By Brooke Schultz
A love for the Chestertown community motivated first-time councilmen Ellsworth Tolliver and David Foster to run for ward seats in the town’s local election last year.
The councilmen and Mayor Chris Cerino, who was elected for his second term, were sworn in at the first Mayor and Town Council meeting on Tuesday, Jan. 2.
Chestertown consists of four wards, which are each represented at Mayor and Town Council. In addition to Tolliver and Foster’s seats, which were up for election in 2017, Linda Kuiper represents the Second Ward and Marty Stetson represents the Fourth Ward.
Foster represents the First Ward, which runs from Water Street to Bohemia. After the national 2016 election, Foster said he decided to respond differently; he began a “tour” of his friends, family, and old schoolmates who voted for President Donald Trump to understand their perspective. This led him to getting involved in government at the most basic level, he said.
“I really love Chestertown,” he said. “I have lived all over the world and consciously chose this [town].”
Foster has worked as a civil engineer and urban planner and, because he knew that small towns “all over our country were facing challenges,” he thought he could make a difference in Chestertown.
One of his goals is to create conditions for more young people to want to move to Chestertown.
“We have a big block of retired people and they’re terrific and they’re a great resource, but when they begin to outnumber the young people, you lose certain vitality, you lose the people who are entrepreneurial,” he said.
He also wants to bring students to the downtown area, as well as encourage them to let their voices be heard in local politics.
“I went to a number of meetings and listened in, rarely saw students,” he said. “It would be interesting to see if students could come; if they have interests—complaints or an idea—come to a meeting. I want to advocate for them having a voice.”
Foster said that President Kurt Landgraf’s interest in the community distinguishes him positively.
“We’re in a fight to hang on to the hospital; Landgraf was there. With the local United Way, he approached them and asked how he could help,” he said.
Tolliver’s Third Ward runs from Kent Street, behind the College, through to the farms.
A retired public school teacher, Tolliver said that he ran because he wanted to bring a sense of neighborhood and community to the Third Ward.
Coming into his term, he said he has two goals for certain: to establish a Third Ward business council, and establish a neighborhood association.
“I see that as my role, to be a cheerleader for what’s going on in these neighborhoods,” he said.
A Chestertown native, Tolliver said that he grew up on College Avenue, within walking distance of the College, but he never had much to do with the institution.
“WC is available to us as people who live here in Chestertown,” he said. “We [the College and the town] need to get to know each other a little better.”
He said that the College and the town has a long history of social activity in the Third Ward. In fact, he said, in the 60s, his grandfather brought the Freedom Riders to town. WC, he said, was a part of that.
“As WC grows, let everything and everybody grow with it,” he said. In addition, he said there should be recognition that “that there are racial problems in this area and [make] an effort to use the leverage WC has to deal with it—use white privilege to deal with racism.”

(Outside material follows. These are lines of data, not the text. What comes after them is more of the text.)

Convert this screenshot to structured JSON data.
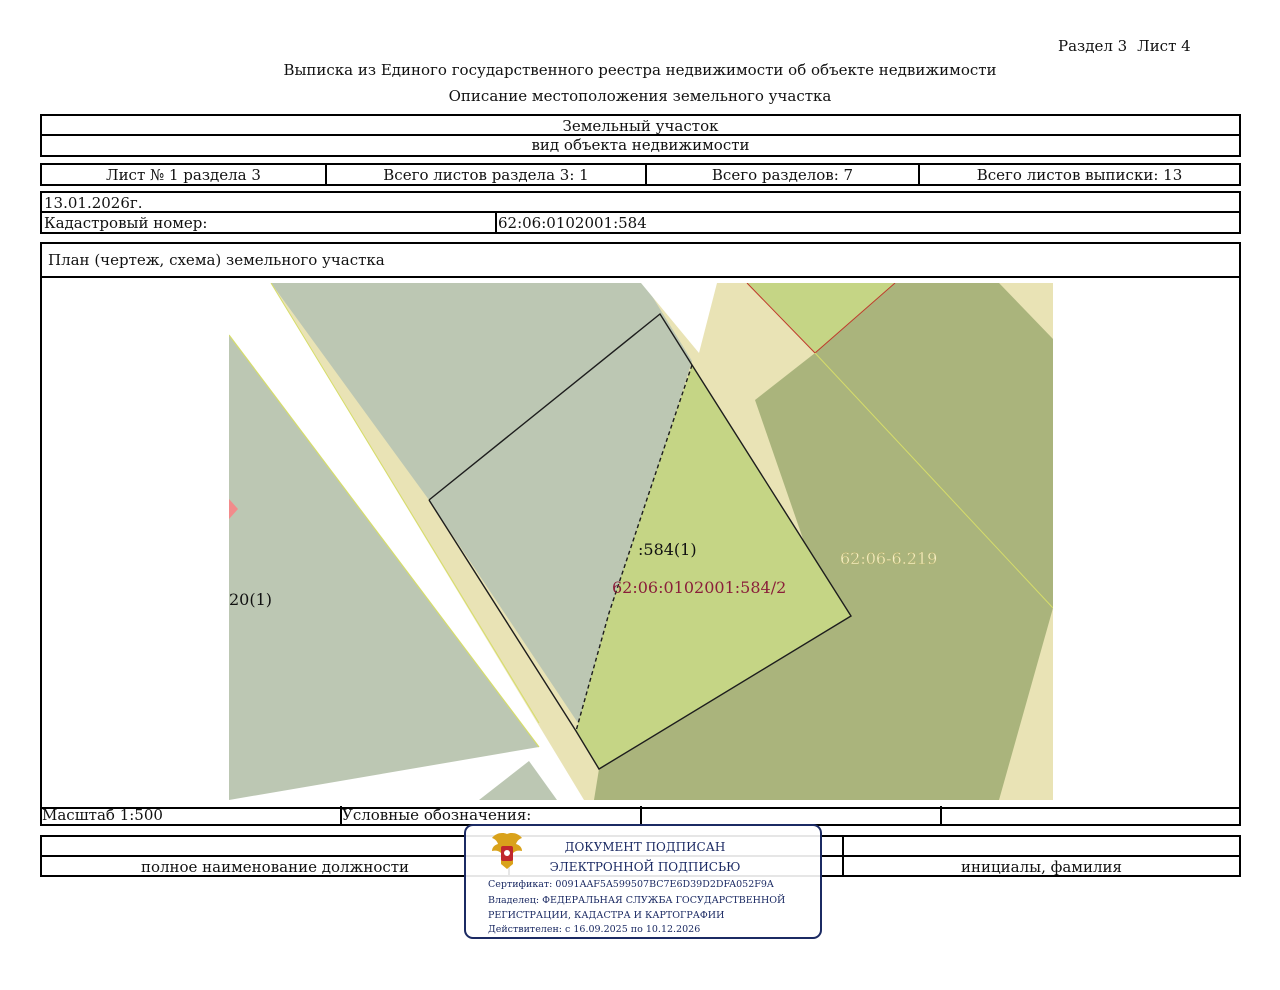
{
  "header": {
    "section": "Раздел 3",
    "sheet": "Лист 4",
    "title": "Выписка из Единого государственного реестра недвижимости об объекте недвижимости",
    "subtitle": "Описание местоположения земельного участка"
  },
  "object": {
    "type_value": "Земельный участок",
    "type_caption": "вид объекта недвижимости"
  },
  "sheets": {
    "sheet_no": "Лист № 1 раздела 3",
    "total_sheets_section": "Всего листов раздела 3: 1",
    "total_sections": "Всего разделов: 7",
    "total_sheets_extract": "Всего листов выписки: 13"
  },
  "meta": {
    "date": "13.01.2026г.",
    "cadastral_label": "Кадастровый номер:",
    "cadastral_value": "62:06:0102001:584"
  },
  "plan": {
    "heading": "План (чертеж, схема) земельного участка",
    "labels": {
      "left_parcel": "20(1)",
      "parcel_short": ":584(1)",
      "parcel_part": "62:06:0102001:584/2",
      "zone": "62:06-6.219"
    },
    "colors": {
      "grey_green": "#bcc7b3",
      "light_green": "#c5d585",
      "olive": "#aab47c",
      "beige": "#e9e3b5",
      "label_red": "#8a1f3a"
    }
  },
  "footer": {
    "scale": "Масштаб 1:500",
    "legend": "Условные обозначения:",
    "position_caption": "полное наименование должности",
    "name_caption": "инициалы, фамилия"
  },
  "stamp": {
    "line1": "ДОКУМЕНТ ПОДПИСАН",
    "line2": "ЭЛЕКТРОННОЙ ПОДПИСЬЮ",
    "certificate": "Сертификат: 0091AAF5A599507BC7E6D39D2DFA052F9A",
    "owner_line1": "Владелец: ФЕДЕРАЛЬНАЯ СЛУЖБА ГОСУДАРСТВЕННОЙ",
    "owner_line2": "РЕГИСТРАЦИИ, КАДАСТРА И КАРТОГРАФИИ",
    "valid": "Действителен: с 16.09.2025 по 10.12.2026",
    "emblem_icon": "coat-of-arms-icon"
  }
}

“My grandfather pushed me to be a leader,” he said. “I hope I’m making him proud right now.”
Cerino, whose first term as mayor ran from 2013-2017, said it’s nice to get a fresh set of eyes on the issues facing Chestertown.
“I think both David and Ellsworth are active to talk to people in their ward[s]. I’m impressed by their public engagement. It’s a great thing for the town over all,” he said.
Cerino decided to run for re-election to see the marina project on the Chester River through. In addition to his role in Chestertown’s local government, Cerino is the vice president of the Sultana Education Foundation.
“As a person who works there almost everyday, I see the potential there for a nice, functional marina to drive business into the downtown part of Chestertown,” he said. “I know first hand what needed to be done and knew how to fine tune the layout of the facility to make it work efficiently.”
Coming into his second term, Cerino said there are fewer physical projects that need to be done, but noted that, aside from the marina, he plans to focus on the rail trail system and Washington Park, both of which they just received grants for.
Beyond those, Cerino said he wants to continue bringing people downtown to stimulate the business economy there, improve cell service, get Kent County to bring the fiber network to town, continue “fighting the battle for a functional hospital,” and continue to work with the College.
“The College was helpful for getting funding for the marina in the last go-around,” he said. “I’m hoping to continue to collaborate. When the College and the town go in to get something accomplished, it’s a lot more bang for the buck. If we can tie the marina to the College’s ambitions downstream, it’s a much better sell for funders.”
Cerino was part of one of the WC’s pre-orientation programs at the start of the fall semester and he said that the program is great at introducing students to points of interest in Chestertown that they may not find on their own.
“For me, it’s always a great time when the College students are in town,” he said. “You add a lot of youth and vitality to the community and contribute to the local economy. … It’s a great thing to have the College in the town and I hope the students understand they’re appreciated.”